After the end of the Mexican–American War, Cantey moved to Alabama, where he bought land and became a planter in Russell County.

==American Civil War==
James Cantey helped form and was elected colonel of the 15th Alabama Infantry Regiment in 1861, in which he organized "Cantey's Rifles". In 1862, he led the regiment in Stonewall Jackson's Valley Campaign. At the First Battle of Winchester, on May 25, 1862, Cantey's regiment fought in Brigadier General Isaac Trimble's brigade of Major General Richard S. Ewell's division and helped turn back the Union Army advance. At the Battle of Cross Keys, the 15th Alabama Infantry was nearly cut off from the main force but fought their way back. Later, as part of Trimble's attack, the 15th Regiment Alabama Infantry helped flank the Union force and drive them back.

The regiment fought with Jackson in the Seven Days Battles in the Richmond, Virginia area. Thereafter, Cantey was detached and sent to Mobile, Alabama from January 1863 through April 1864, where he organized a brigade of three Alabama regiments and one Mississippi regiment. Then, Cantey was transferred to the Army of Tennessee. He was appointed a brigadier general to rank from January 8, 1863. He was frequently absent from his command due to illness but also led a division for short period of time in May and June 1864. His brigade fought in the Atlanta campaign and Franklin–Nashville Campaign (Hood's Tennessee Campaign). When present, he led the brigade with distinction, such as when his brigade held off a much larger Union force at the Battle of Resaca, Georgia.

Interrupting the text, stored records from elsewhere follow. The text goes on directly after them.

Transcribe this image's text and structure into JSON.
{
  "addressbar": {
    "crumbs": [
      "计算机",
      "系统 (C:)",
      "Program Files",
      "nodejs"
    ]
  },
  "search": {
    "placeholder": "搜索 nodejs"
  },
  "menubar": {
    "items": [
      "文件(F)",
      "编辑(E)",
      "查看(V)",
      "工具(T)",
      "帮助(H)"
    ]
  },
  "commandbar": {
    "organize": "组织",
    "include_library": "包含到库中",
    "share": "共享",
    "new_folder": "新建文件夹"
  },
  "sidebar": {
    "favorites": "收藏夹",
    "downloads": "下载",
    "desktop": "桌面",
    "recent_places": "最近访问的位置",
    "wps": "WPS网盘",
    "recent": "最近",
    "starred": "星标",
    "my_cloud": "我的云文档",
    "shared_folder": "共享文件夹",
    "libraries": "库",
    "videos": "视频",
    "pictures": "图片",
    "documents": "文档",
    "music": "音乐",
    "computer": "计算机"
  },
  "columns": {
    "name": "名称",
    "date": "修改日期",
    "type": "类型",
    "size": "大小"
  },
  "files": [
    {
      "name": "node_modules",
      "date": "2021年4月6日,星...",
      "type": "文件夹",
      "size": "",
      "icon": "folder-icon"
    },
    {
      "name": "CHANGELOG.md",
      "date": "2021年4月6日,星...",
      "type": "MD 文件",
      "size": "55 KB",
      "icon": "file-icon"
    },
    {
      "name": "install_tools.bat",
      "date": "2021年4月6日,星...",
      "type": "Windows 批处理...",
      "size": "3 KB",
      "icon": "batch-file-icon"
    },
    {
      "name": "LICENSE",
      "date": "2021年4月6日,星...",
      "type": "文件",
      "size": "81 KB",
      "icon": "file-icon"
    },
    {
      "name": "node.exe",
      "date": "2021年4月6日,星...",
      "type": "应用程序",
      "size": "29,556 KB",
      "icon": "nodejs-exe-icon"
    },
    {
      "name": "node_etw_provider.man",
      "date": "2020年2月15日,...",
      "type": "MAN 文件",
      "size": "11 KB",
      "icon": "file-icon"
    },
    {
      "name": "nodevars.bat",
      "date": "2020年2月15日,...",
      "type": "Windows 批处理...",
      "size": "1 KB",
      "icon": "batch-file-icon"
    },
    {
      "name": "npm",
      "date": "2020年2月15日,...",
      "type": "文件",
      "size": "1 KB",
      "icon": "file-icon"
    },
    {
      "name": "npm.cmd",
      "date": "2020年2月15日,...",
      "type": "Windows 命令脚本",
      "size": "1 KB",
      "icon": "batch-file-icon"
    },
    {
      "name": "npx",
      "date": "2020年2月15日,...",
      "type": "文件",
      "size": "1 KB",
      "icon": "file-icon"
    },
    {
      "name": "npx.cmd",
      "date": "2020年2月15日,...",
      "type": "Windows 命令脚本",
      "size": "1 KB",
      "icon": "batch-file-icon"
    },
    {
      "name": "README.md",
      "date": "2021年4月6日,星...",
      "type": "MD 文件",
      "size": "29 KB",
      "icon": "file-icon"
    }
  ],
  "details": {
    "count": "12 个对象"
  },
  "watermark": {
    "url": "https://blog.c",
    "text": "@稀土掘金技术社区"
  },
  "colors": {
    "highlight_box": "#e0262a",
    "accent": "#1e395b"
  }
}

Cantey and his brigade fought at General Joseph E. Johnston's last battle, the Battle of Bentonville, North Carolina. Cantey's brigade surrendered with Johnston's forces at Durham Station, North Carolina. Although Longacre (1986) states that Cantey surrendered with Johnston, Eicher (2001) and Warner (1959) state that no record of Brigadier General Cantey's capture or parole has been found.

==Aftermath==
After the Civil War, James Cantey returned to work his plantation near Fort Mitchell, Alabama. He died at the plantation on June 30, 1874. Cantey is buried in the Crowell family cemetery at Fort Mitchell, Alabama.